As described above, according to the present invention, the DRAM cell can be more easily manufactured by simultaneously forming the storage electrode and the bit line contact plug of the capacitor and simply forming the plate electrode and the metal wiring.

Claims (2)

A method of manufacturing a DRAM cell, comprising: forming a gate of an access transistor in an active region of a substrate, applying a nitride film to sidewalls and an upper portion of the gate, and sequentially forming an oxide film and a nitride film on an exposed active region And forming an oxide film over the entire substrate to cover the nitride films, and simultaneously forming the storage electrode forming contact hole and the bit line contact plug contact hole by planarizing the oxide film and performing a photolithography process.
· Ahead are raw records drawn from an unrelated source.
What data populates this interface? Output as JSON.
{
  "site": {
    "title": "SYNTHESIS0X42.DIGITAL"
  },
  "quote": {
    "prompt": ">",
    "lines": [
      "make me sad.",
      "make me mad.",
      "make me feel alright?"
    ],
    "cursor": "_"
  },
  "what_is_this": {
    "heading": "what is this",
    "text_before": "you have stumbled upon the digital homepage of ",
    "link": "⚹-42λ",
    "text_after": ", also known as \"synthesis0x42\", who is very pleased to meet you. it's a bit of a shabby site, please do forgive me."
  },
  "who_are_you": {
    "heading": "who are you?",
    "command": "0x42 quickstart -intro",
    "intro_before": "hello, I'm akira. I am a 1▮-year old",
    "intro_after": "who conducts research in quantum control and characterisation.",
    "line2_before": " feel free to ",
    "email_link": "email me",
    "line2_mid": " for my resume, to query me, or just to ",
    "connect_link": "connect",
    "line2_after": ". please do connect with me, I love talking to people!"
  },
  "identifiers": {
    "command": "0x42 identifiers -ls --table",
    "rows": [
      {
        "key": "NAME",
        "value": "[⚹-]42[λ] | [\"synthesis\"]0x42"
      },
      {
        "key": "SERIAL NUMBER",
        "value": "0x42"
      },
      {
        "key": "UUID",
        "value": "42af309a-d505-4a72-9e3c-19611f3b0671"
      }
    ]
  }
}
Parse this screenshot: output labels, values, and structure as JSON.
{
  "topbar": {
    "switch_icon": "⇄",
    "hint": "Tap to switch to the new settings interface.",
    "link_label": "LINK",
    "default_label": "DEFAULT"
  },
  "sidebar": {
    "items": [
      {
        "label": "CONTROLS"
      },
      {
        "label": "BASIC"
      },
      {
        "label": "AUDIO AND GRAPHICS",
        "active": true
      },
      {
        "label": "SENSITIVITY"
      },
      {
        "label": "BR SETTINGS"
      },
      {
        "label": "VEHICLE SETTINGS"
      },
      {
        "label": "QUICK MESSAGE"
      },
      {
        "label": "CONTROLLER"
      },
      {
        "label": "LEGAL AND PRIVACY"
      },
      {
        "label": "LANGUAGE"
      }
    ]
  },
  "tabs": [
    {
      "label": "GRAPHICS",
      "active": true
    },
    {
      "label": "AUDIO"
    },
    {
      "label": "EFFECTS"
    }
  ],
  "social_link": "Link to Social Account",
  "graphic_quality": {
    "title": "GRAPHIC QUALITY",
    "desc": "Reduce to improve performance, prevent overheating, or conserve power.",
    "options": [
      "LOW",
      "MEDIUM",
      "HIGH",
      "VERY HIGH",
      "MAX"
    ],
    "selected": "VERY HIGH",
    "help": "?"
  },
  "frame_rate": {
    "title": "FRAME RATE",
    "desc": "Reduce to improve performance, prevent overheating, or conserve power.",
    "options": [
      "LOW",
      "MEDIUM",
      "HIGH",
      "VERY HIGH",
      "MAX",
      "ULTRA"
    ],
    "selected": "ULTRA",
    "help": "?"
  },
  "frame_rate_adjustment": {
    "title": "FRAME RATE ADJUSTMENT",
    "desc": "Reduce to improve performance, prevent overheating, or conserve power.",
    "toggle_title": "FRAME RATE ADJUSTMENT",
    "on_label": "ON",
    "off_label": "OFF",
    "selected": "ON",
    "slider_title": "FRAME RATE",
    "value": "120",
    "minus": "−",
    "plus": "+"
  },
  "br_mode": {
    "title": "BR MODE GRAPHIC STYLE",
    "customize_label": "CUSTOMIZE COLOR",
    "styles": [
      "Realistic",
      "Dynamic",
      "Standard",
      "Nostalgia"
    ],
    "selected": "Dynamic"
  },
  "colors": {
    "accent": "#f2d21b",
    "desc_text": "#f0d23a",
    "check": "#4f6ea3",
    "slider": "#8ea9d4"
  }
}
In order to simultaneously form a storage electrode of the capacitor and the bit line contact plug, a barrier metal is applied to the contact holes, and then a conductive metal is applied to the contact holes until all the contact holes for the bit line contact plug are filled. Applying and removing metals on top of the oxide film and depositing a capacitor dielectric film. Applying a metal for forming a plate electrode and then applying a metal for forming a plate electrode; patterning the plate electrode forming metal to complete a plate electrode and etching the exposed dielectric layer; And forming a bit line contact hole through which the upper portion of the bit line contact plug is exposed by photo etching, and forming a bit line covering the contact hole and the insulating layer. The method of claim 1, wherein the storage electrode and the bitline contact plug comprise a tungsten metal layer.